Un esempio viene dalle chiese protestanti dell’Alsazia e Lorena (Uepal), che sul loro magazine bimestrale, Le Nouveau Messager (nell’articolo ripreso qui) raccontano la storia della chiesa di Petite-Rosselle, al confine con la Germania, venduta nel 2019 dopo sei anni dalla celebrazione dell’ultimo culto. Dovendo trovare ingenti fondi per la ristrutturazione e la messa a norma, il consiglio di chiesa pensa di vendere l’edificio: se ne discute in assemblea in modo molto franco, ricorda la pastora Cosima Hoffmann, mettendo sul tavolo una domanda di buon senso: «Una chiesa è fatta perché delle persone possano riunirsi. Se è vuota, che cosa si fa dell’edificio?».

La scelta è difficile e combattuta, ammettono, e viene seguita da un iter preciso, attraverso l’Unione delle chiese protestanti dellAlsazia e Lorena (Uepal) e il “Chapitre de Saint-Thomas” di Strasburgo, la più antica istituzione protestante francese, che si occupa tra l’altro di gestire ingenti beni immobili delle chiese protestanti. Questi passaggi servono a evitare che le chiese svendano il proprio patrimonio e ad aiutarle a valutare anche altri aspetti, per esempio l’idea di vendere l’edificio nel quadro di un progetto urbano nel quale poi partecipare, oppure acquistare un altro bene con i soldi ottenuti. Spesso le chiese si sentono obbligate a vendere, e sono a disagio per essere arrivate “a quel punto”: la strategia del Chapitre è di non puntare il dito su questo, ma piuttosto ragionale in termini propositivi, di progettualità nuove.

L’ultimo via libera deve arrivare dalla Prefettura, insieme all’autorizzazione per il cambio di destinazione dell’ormai ex locale di culto: dopo un periodo che può variare da alcuni mesi a un anno, c’è la parte forse più difficile, la ricerca di un acquirente. Nel caso specifico di Petite-Rosselle, mantenendo in gran parte l’aspetto originario, la chiesa è diventata una scuola di tango argentino e i fedeli hanno trovato ospitalità in una chiesa cattolica, «accolti a braccia aperte», commenta la pastora valutando il positivo “balzo in avanti” ecumenico. Di sicuro non sarà l’ultimo caso in questa regione, che dal 2019 ha già dismesso sette chiese.

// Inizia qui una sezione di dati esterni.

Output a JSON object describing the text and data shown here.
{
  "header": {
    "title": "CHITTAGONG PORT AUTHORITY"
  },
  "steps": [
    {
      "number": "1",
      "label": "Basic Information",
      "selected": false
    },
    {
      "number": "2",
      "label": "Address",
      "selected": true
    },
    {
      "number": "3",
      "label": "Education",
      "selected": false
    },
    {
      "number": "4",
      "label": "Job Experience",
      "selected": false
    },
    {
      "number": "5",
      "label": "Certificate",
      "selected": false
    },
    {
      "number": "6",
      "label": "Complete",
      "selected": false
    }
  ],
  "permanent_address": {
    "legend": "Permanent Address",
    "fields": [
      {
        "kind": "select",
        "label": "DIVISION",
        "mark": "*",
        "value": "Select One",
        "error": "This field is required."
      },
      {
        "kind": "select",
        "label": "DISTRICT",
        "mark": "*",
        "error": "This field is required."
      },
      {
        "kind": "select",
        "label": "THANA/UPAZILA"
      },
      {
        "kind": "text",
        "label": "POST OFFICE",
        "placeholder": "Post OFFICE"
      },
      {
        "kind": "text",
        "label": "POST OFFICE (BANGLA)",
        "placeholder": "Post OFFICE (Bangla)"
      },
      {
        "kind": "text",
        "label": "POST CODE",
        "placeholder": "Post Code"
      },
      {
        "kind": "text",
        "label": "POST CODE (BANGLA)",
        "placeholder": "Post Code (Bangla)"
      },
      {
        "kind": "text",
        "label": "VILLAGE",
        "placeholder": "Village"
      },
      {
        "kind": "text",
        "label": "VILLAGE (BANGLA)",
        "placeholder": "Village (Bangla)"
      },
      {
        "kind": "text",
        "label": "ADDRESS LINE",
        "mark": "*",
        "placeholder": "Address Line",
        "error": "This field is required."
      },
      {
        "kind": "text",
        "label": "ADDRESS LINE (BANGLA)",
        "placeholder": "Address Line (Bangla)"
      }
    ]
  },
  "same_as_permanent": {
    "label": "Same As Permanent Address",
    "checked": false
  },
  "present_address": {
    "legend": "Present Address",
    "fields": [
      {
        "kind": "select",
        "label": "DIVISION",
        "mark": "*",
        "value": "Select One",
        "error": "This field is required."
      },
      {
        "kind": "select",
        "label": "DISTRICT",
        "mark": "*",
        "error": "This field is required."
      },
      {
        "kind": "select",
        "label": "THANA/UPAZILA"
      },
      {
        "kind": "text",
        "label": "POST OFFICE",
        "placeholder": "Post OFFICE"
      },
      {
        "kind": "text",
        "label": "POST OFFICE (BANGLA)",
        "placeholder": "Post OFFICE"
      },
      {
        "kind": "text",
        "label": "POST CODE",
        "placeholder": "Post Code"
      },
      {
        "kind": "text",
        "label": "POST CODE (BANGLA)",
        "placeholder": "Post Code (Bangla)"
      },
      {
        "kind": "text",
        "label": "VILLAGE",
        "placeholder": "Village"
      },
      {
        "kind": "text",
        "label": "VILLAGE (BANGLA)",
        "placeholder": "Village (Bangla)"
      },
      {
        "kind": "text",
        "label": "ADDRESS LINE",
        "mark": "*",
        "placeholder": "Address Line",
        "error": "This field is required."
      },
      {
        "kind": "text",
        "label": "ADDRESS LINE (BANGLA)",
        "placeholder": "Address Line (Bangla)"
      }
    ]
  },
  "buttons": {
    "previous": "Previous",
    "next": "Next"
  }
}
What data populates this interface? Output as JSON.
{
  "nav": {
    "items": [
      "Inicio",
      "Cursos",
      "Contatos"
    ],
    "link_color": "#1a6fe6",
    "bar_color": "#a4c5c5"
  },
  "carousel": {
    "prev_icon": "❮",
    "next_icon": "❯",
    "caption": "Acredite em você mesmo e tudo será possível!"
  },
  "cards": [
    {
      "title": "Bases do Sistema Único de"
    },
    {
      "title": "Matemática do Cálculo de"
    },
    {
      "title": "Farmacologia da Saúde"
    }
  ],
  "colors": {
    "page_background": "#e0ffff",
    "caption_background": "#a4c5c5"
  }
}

Altri numeri, considerando anche le dimensioni, sono quelli degli Stati Uniti, dove si parla di migliaia di edifici “riconvertiti”, e anche qui il problema, trasversale alle denominazioni, è di chiese sempre più anziane, meno numerose, e spesso separate tra loro, arroccate su modelli superati, che non tengono conto dell’attuale ritmo di vita.

Diverse soluzioni creative sono state adottate: dalla trasformazione in spazi multifunzionali, che possono ospitare altre comunità di fede (il panorama delle chiese “non denominazionali” è molto ampio) insieme a organizzazioni no-profit, diventando uno spazio per la “comunità” in senso più ampio. Durante la pandemia, poi, sono stati creati hub vaccinali, o mense per distribuire cibo.

In un libro di pochi mesi fa, Closing Costs, Dominic Dutra, esperto in campo immobiliarista ecclesiastico, spiega come «reimmaginare gli edifici ecclesiastici per scopi missionari» e parla appunto delle migliaia di chiese già chiuse o che lo saranno a breve, sottolineando il fatto che non si affrontano le discussioni sul “dopo” finché non è già troppo tardi. Il libro è citato da Religion News, che ricorda anche uno studio del 2021 di Lifeway Research, basato sui dati di una trentina di denominazioni, che ha documentato la chiusura di 4500 chiese – a fronte, è il caso di dirlo, di 3000 avviate, il che mostra comunque un certo dinamismo.